Au visa de l’article 1792 du code civil,  tous les intervenants à l’acte de construire peuvent engager leurs responsabilités en cas de malfaçons, c’est pourquoi ils leurs incombent de souscrire une police d’assurance. Toutefois, le débat demeure quant aux activités déclarées.

En effet, il est de jurisprudence constante qu’en cas de sinistre les assureurs couvrent seulement les travaux déclarés par l’assuré souscripteur, dans la limite de l’activité qui a été préalablement renseignée à la souscription et notifiée par l’assureur dans la police[1].

Ainsi, si les modalités d’exécution de l’activité déclarées ne sont pas respectées alors les compagnies d’assurance ne sont pas tenues de mobiliser leur garantie[2]. Il incombe alors à l’assuré de préciser l’ensemble des activités pratiquaient ainsi que les activités subsidiaires afin d’éviter tout refus de garantie.

Car il est vrai que l’assureur est tenu à une obligation de conseil lors de la souscription d’une police d’assurance, cependant l’obligation d’information quant à elle incombe à l’assuré.

A titre d’illustration, La première chambre civile de la Cour de cassation a admis, par deux arrêts de principe en 1997[3], que les contrats d’assurance de responsabilité civile décennale se limitent uniquement aux activités professionnelles préalablement déclarées par l’assuré.

Néanmoins, la jurisprudence est également claire à ce sujet, l’assureur n’est pas tenu d’enquêter avant souscription sur la déclaration effectuée par l’assuré ni de savoir si cette déclaration d’activité est conforme à la réalité. [4]

Il est donc opportun de vérifier sur chaque contrat et chaque attestation l’activité déclarée.

De surcroît, la clause qui mentionne « l’activité selon un procédé de travaux spécifique », le procédé constitue également l’activité.[5]

A titre d’illustration, une entreprise qui déclare l’activité suivante « aménagement des combles et greniers » et indique dans l’objet du contrat d’assurance un procédé spécifique « harnois »[6], alors en ayant recours à un tel procédé technique cela suppose que l’entreprise assurée détienne des compétences en la matière au jour de la souscription du contrat. De telle sorte qu’en cas de réalisation de travaux, et conformément à la clause contractuelle, le recours au procédé constructif visé constitue également l’activité du contrat et non une simple modalité d’exécution de l’activité.

En définitive, la jurisprudence a restreint l’indemnisation aux travaux exécutés dans les règles de l’art, c’est-à-dire en fonction de la déclaration et des modes de procédés utilisés dans la police souscrite.
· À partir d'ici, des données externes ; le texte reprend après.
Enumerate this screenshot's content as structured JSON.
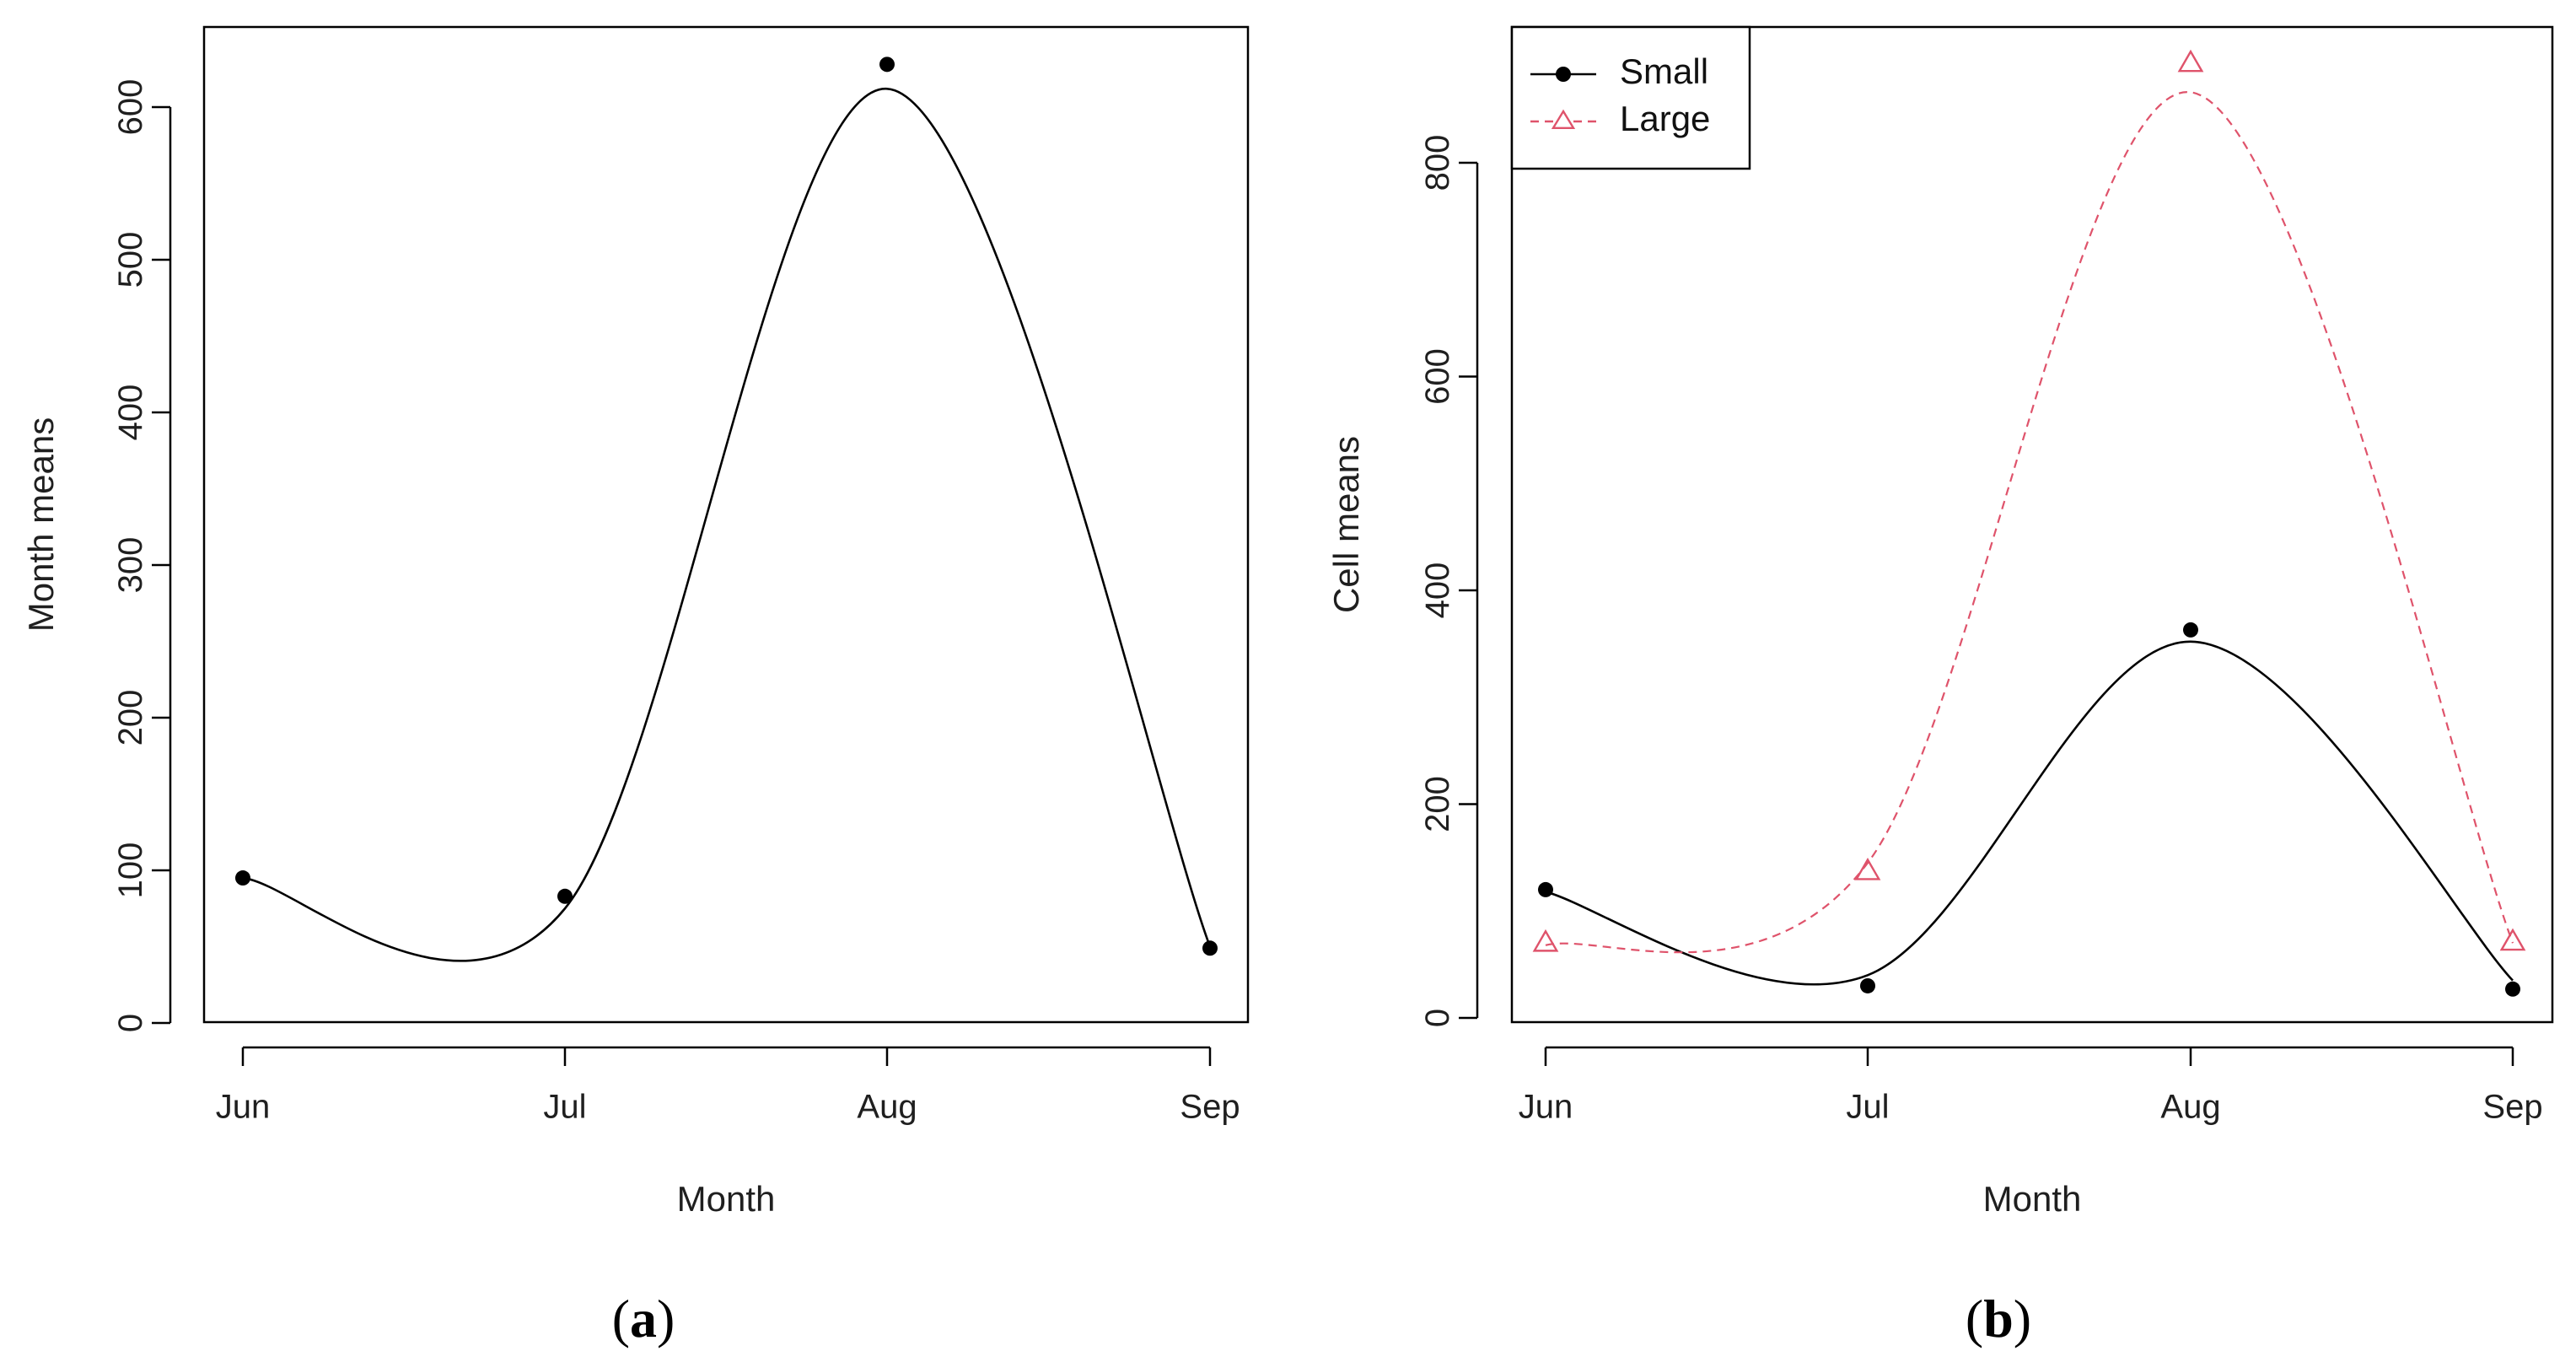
{
  "colors": {
    "small": "#000000",
    "large": "#df536b",
    "axis": "#000000"
  },
  "chart_data": [
    {
      "type": "line",
      "panel": "a",
      "caption_open": "(",
      "caption_letter": "a",
      "caption_close": ")",
      "xlabel": "Month",
      "ylabel": "Month means",
      "categories": [
        "Jun",
        "Jul",
        "Aug",
        "Sep"
      ],
      "ylim": [
        0,
        640
      ],
      "yticks": [
        0,
        100,
        200,
        300,
        400,
        500,
        600
      ],
      "series": [
        {
          "name": "Month means",
          "marker": "dot",
          "values": [
            95,
            83,
            628,
            49
          ],
          "smooth_values": [
            95,
            75,
            612,
            50
          ]
        }
      ]
    },
    {
      "type": "line",
      "panel": "b",
      "caption_open": "(",
      "caption_letter": "b",
      "caption_close": ")",
      "xlabel": "Month",
      "ylabel": "Cell means",
      "categories": [
        "Jun",
        "Jul",
        "Aug",
        "Sep"
      ],
      "ylim": [
        0,
        920
      ],
      "yticks": [
        0,
        200,
        400,
        600,
        800
      ],
      "legend": {
        "position": "top-left",
        "entries": [
          "Small",
          "Large"
        ]
      },
      "series": [
        {
          "name": "Small",
          "marker": "dot",
          "line": "solid",
          "values": [
            120,
            30,
            363,
            27
          ],
          "smooth_values": [
            118,
            40,
            352,
            35
          ]
        },
        {
          "name": "Large",
          "marker": "triangle",
          "line": "dashed",
          "values": [
            70,
            137,
            893,
            71
          ],
          "smooth_values": [
            68,
            145,
            866,
            70
          ]
        }
      ]
    }
  ]
}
Ainsi, en cas de désordre décennale relatif à des travaux exécutés par un autre procédé que celui initialement précisé lors de la souscription ,dans une clause claire, précise et circonscrite, alors l’assureur ne peut pas être contraint d’indemniser. A titre d’illustration, une entreprise assurée spécialisée en travaux d’étanchéité ne sera pas couverte si elle utilise un procédé SBS au lieu d’un procédé PARALSON.

Les conséquences pour les maitres de l’ouvrage

Lorsqu’un maître de l’ouvrage qui confie à une entreprise la pose de son carrelage avec treillis soudé, voit apparaître des désordres qui se matérialisent par un affaissement du sol saisie l’assureur, et que ce dernier refuse de prendre en charge les travaux car « les désordres affectent les travaux qui proviennent de la non-réalisation ou de la mauvaise réalisation d’ouvrages non inclus dans l’activité déclarée de revêtement de sols »[7].
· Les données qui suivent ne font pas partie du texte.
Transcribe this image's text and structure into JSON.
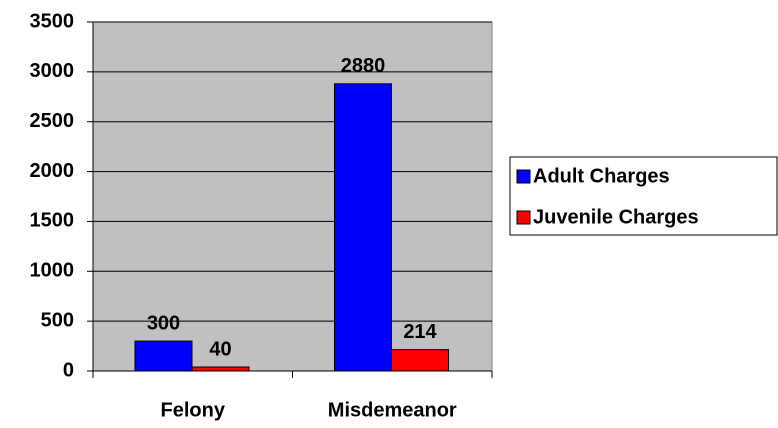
{
  "chart_data": {
    "type": "bar",
    "categories": [
      "Felony",
      "Misdemeanor"
    ],
    "series": [
      {
        "name": "Adult Charges",
        "color": "#0000ff",
        "values": [
          300,
          2880
        ]
      },
      {
        "name": "Juvenile Charges",
        "color": "#ff0000",
        "values": [
          40,
          214
        ]
      }
    ],
    "ylim": [
      0,
      3500
    ],
    "yticks": [
      0,
      500,
      1000,
      1500,
      2000,
      2500,
      3000,
      3500
    ],
    "grid": true,
    "legend": "right",
    "plot_background": "#c0c0c0"
  }
}
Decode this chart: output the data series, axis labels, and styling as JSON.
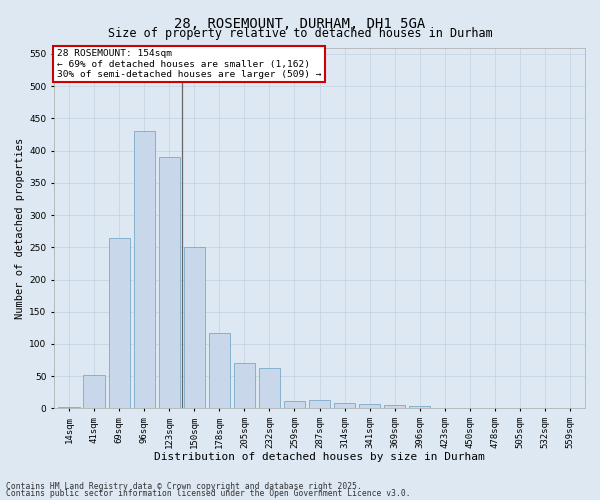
{
  "title": "28, ROSEMOUNT, DURHAM, DH1 5GA",
  "subtitle": "Size of property relative to detached houses in Durham",
  "xlabel": "Distribution of detached houses by size in Durham",
  "ylabel": "Number of detached properties",
  "categories": [
    "14sqm",
    "41sqm",
    "69sqm",
    "96sqm",
    "123sqm",
    "150sqm",
    "178sqm",
    "205sqm",
    "232sqm",
    "259sqm",
    "287sqm",
    "314sqm",
    "341sqm",
    "369sqm",
    "396sqm",
    "423sqm",
    "450sqm",
    "478sqm",
    "505sqm",
    "532sqm",
    "559sqm"
  ],
  "values": [
    2,
    52,
    265,
    430,
    390,
    250,
    117,
    70,
    63,
    12,
    13,
    9,
    7,
    6,
    4,
    1,
    1,
    1,
    1,
    1,
    1
  ],
  "bar_color": "#c8d8ea",
  "bar_edge_color": "#7aaac8",
  "highlight_index": 4,
  "highlight_line_color": "#666666",
  "annotation_text": "28 ROSEMOUNT: 154sqm\n← 69% of detached houses are smaller (1,162)\n30% of semi-detached houses are larger (509) →",
  "annotation_box_color": "#ffffff",
  "annotation_box_edge_color": "#cc0000",
  "annotation_fontsize": 6.8,
  "ylim": [
    0,
    560
  ],
  "yticks": [
    0,
    50,
    100,
    150,
    200,
    250,
    300,
    350,
    400,
    450,
    500,
    550
  ],
  "grid_color": "#c5d5e5",
  "background_color": "#dde8f2",
  "title_fontsize": 10,
  "subtitle_fontsize": 8.5,
  "xlabel_fontsize": 8,
  "ylabel_fontsize": 7.5,
  "tick_fontsize": 6.5,
  "footnote1": "Contains HM Land Registry data © Crown copyright and database right 2025.",
  "footnote2": "Contains public sector information licensed under the Open Government Licence v3.0."
}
Dans cet arrêt, si l’origine des désordres résulte de la réalisation du support, c’est-à-dire l’utilisation des treillis soudé procédé non déclaré, alors la Haute juridiction aurait rendu un arrêt de cassation en affirmant que l’assureur n’était pas tenu d’indemniser les dommages. Cependant, si après une expertise, l’origine des désordres découlaient d’une pose de carrelage non conforme « aux règles de l’art » alors l’assureur doit sa garantie.

C’est pourquoi, lors de la souscription d’un contrat d’assurance dommage ouvrage, il est nécessaire de réunir toutes les attestations de chaque intervenant, de déclarer et vérifier l’activité ainsi que les procédés utilisés par ces derniers.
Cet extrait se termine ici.